For the first time, the moorings will provide a high-resolution dataset of the ocean flow south of Africa.

"But we have no idea what the data will show until each mooring is retrieved from the sea floor – up to 5 km down!" said Ansorge.

Once retrieved, the data will be downloaded and the instrument refurbished and redeployed to continue with their time series.

Scientific voyageHome from home: The MSc oceanography class of 2015 gets acquainted with the polar vessel, the SA Agulhas II, their home in the wintry Southern Ocean over the next four weeks.

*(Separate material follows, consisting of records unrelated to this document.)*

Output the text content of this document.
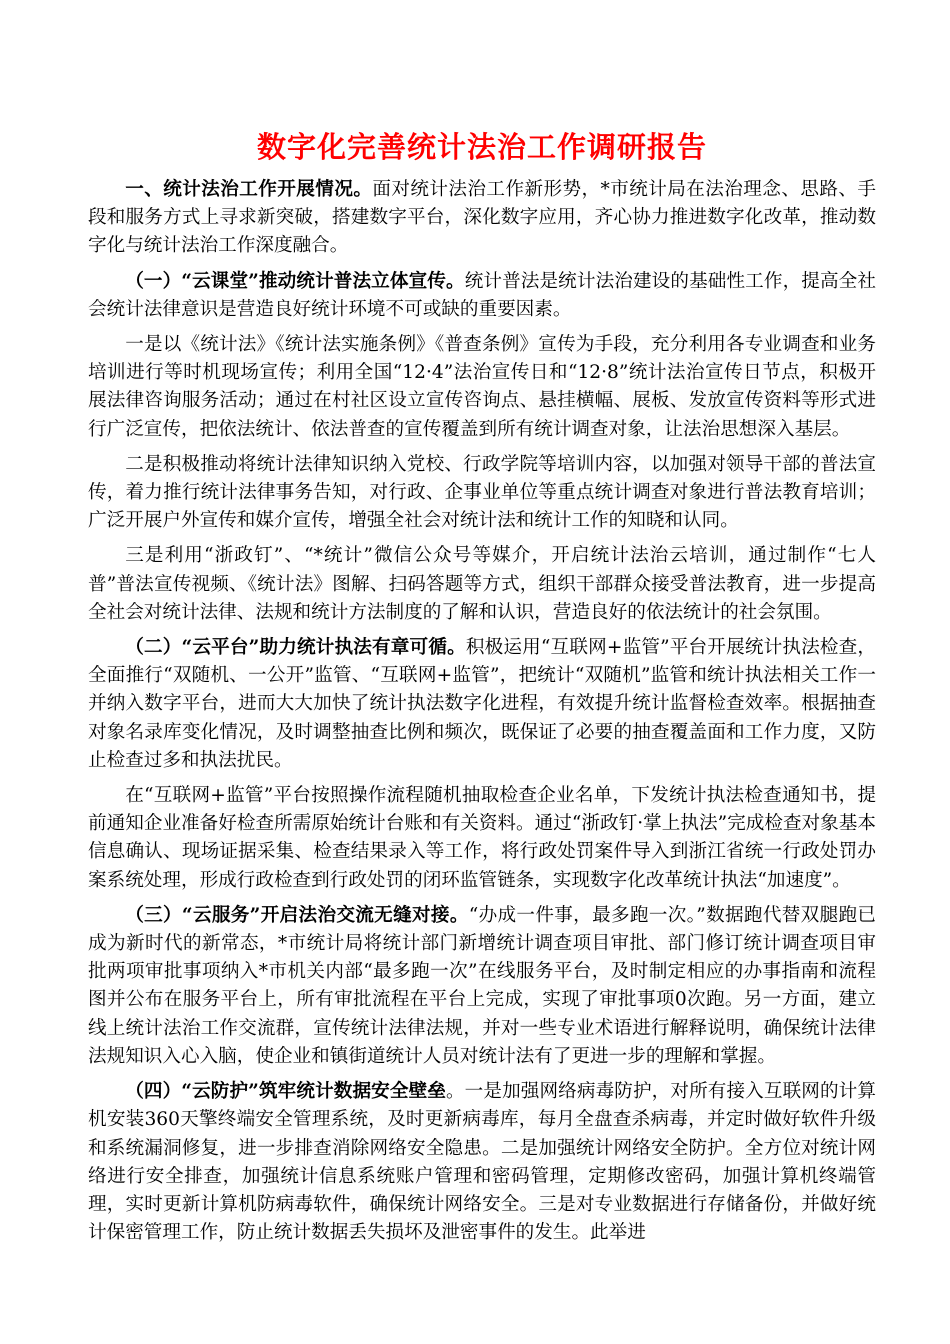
数字化完善统计法治工作调研报告

一、统计法治工作开展情况。面对统计法治工作新形势，*市统计局在法治理念、思路、手段和服务方式上寻求新突破，搭建数字平台，深化数字应用，齐心协力推进数字化改革，推动数字化与统计法治工作深度融合。

（一）“云课堂”推动统计普法立体宣传。统计普法是统计法治建设的基础性工作，提高全社会统计法律意识是营造良好统计环境不可或缺的重要因素。

一是以《统计法》《统计法实施条例》《普查条例》宣传为手段，充分利用各专业调查和业务培训进行等时机现场宣传；利用全国“12·4”法治宣传日和“12·8”统计法治宣传日节点，积极开展法律咨询服务活动；通过在村社区设立宣传咨询点、悬挂横幅、展板、发放宣传资料等形式进行广泛宣传，把依法统计、依法普查的宣传覆盖到所有统计调查对象，让法治思想深入基层。

二是积极推动将统计法律知识纳入党校、行政学院等培训内容，以加强对领导干部的普法宣传，着力推行统计法律事务告知，对行政、企事业单位等重点统计调查对象进行普法教育培训；广泛开展户外宣传和媒介宣传，增强全社会对统计法和统计工作的知晓和认同。

三是利用“浙政钉”、“*统计”微信公众号等媒介，开启统计法治云培训，通过制作“七人普”普法宣传视频、《统计法》图解、扫码答题等方式，组织干部群众接受普法教育，进一步提高全社会对统计法律、法规和统计方法制度的了解和认识，营造良好的依法统计的社会氛围。

（二）“云平台”助力统计执法有章可循。积极运用“互联网+监管”平台开展统计执法检查，全面推行“双随机、一公开”监管、“互联网+监管”，把统计“双随机”监管和统计执法相关工作一并纳入数字平台，进而大大加快了统计执法数字化进程，有效提升统计监督检查效率。根据抽查对象名录库变化情况，及时调整抽查比例和频次，既保证了必要的抽查覆盖面和工作力度，又防止检查过多和执法扰民。

在“互联网+监管”平台按照操作流程随机抽取检查企业名单，下发统计执法检查通知书，提前通知企业准备好检查所需原始统计台账和有关资料。通过“浙政钉·掌上执法”完成检查对象基本信息确认、现场证据采集、检查结果录入等工作，将行政处罚案件导入到浙江省统一行政处罚办案系统处理，形成行政检查到行政处罚的闭环监管链条，实现数字化改革统计执法“加速度”。

（三）“云服务”开启法治交流无缝对接。“办成一件事，最多跑一次。”数据跑代替双腿跑已成为新时代的新常态，*市统计局将统计部门新增统计调查项目审批、部门修订统计调查项目审批两项审批事项纳入*市机关内部“最多跑一次”在线服务平台，及时制定相应的办事指南和流程图并公布在服务平台上，所有审批流程在平台上完成，实现了审批事项0次跑。另一方面，建立线上统计法治工作交流群，宣传统计法律法规，并对一些专业术语进行解释说明，确保统计法律法规知识入心入脑，使企业和镇街道统计人员对统计法有了更进一步的理解和掌握。

（四）“云防护”筑牢统计数据安全壁垒。一是加强网络病毒防护，对所有接入互联网的计算机安装360天擎终端安全管理系统，及时更新病毒库，每月全盘查杀病毒，并定时做好软件升级和系统漏洞修复，进一步排查消除网络安全隐患。二是加强统计网络安全防护。全方位对统计网络进行安全排查，加强统计信息系统账户管理和密码管理，定期修改密码，加强计算机终端管理，实时更新计算机防病毒软件，确保统计网络安全。三是对专业数据进行存储备份，并做好统计保密管理工作，防止统计数据丢失损坏及泄密事件的发生。此举进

In picture are (back from left), Marc de Vos, Katherine Moffett (CPUT), Tharone Rapeti and Ramontsheng Rapolaki. (Front) Tania Williams and Khushboo Jhugroo.

South-north collaboration

Ansorge is the principal investigator of South Atlantic Meridional Overturning Circulation SA (SAMOC-SA), an initiative she leads with Professor Sabrina Speich of the University of Brest in France.

"There's growing recognition of the intimate link between the North and South Atlantic basins and the critical need to study the full ocean water column on a more regular and long-term basis. This cruise will insert a large piece into that jigsaw puzzle – and is a first for South Africa and UCT."

They're also trying to better understand the role seasonality has on the Southern Ocean's biological productivity, its ability to take up atmospheric carbon dioxide, and how the ocean's physical structure varies between winter and summer.

As part of their training the five MSc students onboard will gain hands-on experience in retrieving moorings, downloading data and trying to make sense of how the oceans south of Africa are responding to changes in ocean circulation.

"It's a real class afloat," said Ansorge.

The students take 12-hour watches, attend lectures and deliver assignments every Friday.

"There's certainly no time to be sea-sick on this voyage," said Ansorge. "Very few students in the world have such an amazing opportunity to gain this form of experience."

White elephant?

While the new polar research vessel is an enviable resource, there is a danger of it becoming a white elephant, says Ansorge. In 2013 the scientific community published a paper (Treasure et al, 2013 South African research in the Southern Ocean: New opportunities but serious challenges) in the South African Journal of Science questioning the lack of planning and funding for it.

"This [voyage] is fantastic for the scientific community," said Ansorge of the voyage. "It means that we got sufficient berths to take a large research group, including students, and finally we get to spend the entire voyage undertaking key scientific questions rather than hanging around for the logistics to be completed."

Story by staff reporter. Photos supplied.